Your experiences speak to what an unfair and punishing society and culture capitalist patriarchy has made. But the monarchy wasn’t any bowl of Cherries either. For me all of this raises the question of can “human beings” as a species do any better? Some of us seem to aspire to but are there enough of us to save ourselves and the small planet we inhabit?
I feel this on many levels. My mother was (and still is) a hoarder and rarely bathes. Grew up in an extremely wealthy NYC suburb but had no money, so I knew shame and envy from a very young age. But look at us now, survivors who can own their shit and talk about it. Your writing is luminous and inspiring; thank you so much for sharing it!
I love this piece so much. Thanks for writing it.
Thank you for sharing this deep history. So many of us can relate. We find ourselves always helping helping helping and rarely stoping to wonder why. There is shame guilt and even hatred at not understanding our background.
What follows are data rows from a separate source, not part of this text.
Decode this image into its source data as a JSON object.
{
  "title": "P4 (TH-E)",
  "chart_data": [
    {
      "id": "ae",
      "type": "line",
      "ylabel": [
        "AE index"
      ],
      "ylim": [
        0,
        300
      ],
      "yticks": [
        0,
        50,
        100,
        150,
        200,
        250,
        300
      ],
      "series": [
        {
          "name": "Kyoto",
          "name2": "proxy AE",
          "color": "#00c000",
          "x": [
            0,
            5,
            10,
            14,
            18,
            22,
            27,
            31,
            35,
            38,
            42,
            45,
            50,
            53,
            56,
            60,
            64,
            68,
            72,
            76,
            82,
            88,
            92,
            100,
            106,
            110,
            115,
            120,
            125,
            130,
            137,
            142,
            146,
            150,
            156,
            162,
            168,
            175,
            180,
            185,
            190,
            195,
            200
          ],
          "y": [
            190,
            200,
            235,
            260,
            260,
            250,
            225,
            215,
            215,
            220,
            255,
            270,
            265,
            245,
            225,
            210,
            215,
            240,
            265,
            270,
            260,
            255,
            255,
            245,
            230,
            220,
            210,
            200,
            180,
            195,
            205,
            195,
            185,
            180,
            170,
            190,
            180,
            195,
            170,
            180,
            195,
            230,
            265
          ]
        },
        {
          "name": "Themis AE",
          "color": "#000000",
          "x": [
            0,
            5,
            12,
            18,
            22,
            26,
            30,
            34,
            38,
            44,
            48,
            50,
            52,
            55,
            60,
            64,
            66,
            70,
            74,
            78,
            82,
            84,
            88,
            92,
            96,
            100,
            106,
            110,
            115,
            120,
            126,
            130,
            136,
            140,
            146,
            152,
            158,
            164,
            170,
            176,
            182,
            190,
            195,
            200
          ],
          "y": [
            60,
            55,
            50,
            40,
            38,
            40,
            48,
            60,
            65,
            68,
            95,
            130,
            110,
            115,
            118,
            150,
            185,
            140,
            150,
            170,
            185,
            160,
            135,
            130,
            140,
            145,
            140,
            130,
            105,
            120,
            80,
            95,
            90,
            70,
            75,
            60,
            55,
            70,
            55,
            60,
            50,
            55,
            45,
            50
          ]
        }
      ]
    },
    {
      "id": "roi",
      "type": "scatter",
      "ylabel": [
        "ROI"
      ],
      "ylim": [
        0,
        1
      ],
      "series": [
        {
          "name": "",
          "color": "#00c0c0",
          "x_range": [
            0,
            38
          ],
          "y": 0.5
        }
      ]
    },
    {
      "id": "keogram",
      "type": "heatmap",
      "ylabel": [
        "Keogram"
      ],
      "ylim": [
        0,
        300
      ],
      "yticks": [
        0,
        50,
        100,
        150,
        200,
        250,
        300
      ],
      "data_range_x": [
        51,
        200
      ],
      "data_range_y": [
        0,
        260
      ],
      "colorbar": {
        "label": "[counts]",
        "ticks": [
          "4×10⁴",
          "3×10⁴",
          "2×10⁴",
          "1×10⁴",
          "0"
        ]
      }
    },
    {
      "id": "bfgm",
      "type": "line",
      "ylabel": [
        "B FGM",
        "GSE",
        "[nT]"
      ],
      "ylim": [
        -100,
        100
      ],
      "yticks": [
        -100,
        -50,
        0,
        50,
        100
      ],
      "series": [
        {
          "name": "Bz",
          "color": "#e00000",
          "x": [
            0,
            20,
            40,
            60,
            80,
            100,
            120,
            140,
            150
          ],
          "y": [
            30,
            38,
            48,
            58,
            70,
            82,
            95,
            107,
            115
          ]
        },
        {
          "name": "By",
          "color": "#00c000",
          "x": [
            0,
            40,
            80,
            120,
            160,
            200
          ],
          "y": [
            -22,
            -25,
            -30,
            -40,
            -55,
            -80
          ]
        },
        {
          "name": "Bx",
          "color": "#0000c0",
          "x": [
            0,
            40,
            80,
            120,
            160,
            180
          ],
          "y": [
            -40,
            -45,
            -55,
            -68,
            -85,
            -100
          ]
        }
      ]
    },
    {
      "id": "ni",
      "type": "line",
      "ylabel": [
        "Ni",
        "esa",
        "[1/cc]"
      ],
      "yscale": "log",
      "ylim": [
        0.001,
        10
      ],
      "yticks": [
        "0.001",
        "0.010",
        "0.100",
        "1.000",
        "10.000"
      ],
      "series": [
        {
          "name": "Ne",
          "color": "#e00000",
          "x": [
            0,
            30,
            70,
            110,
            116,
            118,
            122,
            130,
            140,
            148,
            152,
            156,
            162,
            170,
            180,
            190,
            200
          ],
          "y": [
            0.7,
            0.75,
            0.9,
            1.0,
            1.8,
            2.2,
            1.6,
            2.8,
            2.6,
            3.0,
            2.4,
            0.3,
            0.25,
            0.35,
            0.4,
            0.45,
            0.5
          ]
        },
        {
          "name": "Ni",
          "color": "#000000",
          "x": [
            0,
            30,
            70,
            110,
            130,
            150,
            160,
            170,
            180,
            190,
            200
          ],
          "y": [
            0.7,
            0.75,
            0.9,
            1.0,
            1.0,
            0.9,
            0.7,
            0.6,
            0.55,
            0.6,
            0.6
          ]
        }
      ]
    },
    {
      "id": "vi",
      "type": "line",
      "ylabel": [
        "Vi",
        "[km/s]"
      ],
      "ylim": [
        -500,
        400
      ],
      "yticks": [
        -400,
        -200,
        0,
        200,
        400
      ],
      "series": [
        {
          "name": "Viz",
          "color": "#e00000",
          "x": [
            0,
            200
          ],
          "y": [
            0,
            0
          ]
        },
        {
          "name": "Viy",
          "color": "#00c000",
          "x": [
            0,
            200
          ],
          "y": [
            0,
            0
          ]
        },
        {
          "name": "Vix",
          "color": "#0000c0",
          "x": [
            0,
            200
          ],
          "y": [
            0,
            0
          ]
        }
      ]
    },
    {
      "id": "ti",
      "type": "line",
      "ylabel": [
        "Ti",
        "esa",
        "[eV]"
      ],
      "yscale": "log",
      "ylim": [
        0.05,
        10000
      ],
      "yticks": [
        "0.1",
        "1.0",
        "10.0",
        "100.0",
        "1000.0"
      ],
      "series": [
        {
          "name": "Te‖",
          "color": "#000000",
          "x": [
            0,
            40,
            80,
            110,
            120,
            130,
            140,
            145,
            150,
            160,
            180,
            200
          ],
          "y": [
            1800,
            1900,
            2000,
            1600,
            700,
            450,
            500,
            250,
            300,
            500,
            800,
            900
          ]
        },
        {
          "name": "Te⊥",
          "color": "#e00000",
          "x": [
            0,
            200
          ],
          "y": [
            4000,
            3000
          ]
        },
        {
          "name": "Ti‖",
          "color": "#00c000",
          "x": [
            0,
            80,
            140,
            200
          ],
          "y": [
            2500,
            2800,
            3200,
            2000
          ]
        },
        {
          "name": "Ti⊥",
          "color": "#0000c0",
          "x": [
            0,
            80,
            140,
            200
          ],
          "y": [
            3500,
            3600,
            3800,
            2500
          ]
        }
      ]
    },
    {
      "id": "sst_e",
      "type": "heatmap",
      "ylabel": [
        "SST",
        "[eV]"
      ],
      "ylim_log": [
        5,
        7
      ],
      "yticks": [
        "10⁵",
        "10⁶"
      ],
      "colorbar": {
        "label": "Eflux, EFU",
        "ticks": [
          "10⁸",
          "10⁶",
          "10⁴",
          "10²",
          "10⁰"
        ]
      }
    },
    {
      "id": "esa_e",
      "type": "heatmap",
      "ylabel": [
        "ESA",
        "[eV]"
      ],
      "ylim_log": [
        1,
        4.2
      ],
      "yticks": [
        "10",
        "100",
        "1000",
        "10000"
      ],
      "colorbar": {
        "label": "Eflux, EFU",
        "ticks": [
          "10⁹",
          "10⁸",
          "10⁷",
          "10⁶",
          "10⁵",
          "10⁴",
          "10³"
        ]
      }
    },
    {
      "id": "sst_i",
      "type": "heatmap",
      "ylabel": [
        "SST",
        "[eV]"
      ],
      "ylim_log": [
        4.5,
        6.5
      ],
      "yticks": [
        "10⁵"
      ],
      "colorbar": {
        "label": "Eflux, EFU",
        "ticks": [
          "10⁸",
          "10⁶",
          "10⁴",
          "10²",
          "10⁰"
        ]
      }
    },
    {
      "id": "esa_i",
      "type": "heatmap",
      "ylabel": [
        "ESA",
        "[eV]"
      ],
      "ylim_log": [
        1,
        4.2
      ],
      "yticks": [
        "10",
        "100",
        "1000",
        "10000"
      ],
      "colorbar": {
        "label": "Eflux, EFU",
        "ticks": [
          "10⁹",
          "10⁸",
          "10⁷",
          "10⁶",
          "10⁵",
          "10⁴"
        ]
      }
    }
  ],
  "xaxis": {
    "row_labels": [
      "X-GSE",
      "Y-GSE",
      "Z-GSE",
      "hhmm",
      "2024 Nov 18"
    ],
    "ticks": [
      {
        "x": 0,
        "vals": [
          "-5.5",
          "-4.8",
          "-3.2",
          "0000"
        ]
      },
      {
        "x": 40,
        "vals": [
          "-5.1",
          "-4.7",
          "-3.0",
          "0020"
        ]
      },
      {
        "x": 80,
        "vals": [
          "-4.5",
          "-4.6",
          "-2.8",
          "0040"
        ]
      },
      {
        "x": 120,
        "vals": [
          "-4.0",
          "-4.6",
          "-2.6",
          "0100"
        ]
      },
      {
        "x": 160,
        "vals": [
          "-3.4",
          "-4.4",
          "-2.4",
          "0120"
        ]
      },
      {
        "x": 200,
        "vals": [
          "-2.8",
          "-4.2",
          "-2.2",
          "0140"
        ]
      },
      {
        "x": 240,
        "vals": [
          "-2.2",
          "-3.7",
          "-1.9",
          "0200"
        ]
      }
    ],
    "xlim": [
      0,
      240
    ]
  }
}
As a visual artist I appreciate your words as swords. To save us and keep us working and helping with love and lust.
Lucky artist, white bi, married monogamous . Inherited enough to replace wages. Lucky, so much could have ended it for me.
Read and praised her. Very wonderfully-written And important piece!
I have a lot of thoughts provoked by this piece but am thumb typing and wanted to let you know I enjoyed reading it. Capitalism sucks for sure. I grew up upper middle class with a lot of privilege compared to many (most?). Not sure I cared for it too much.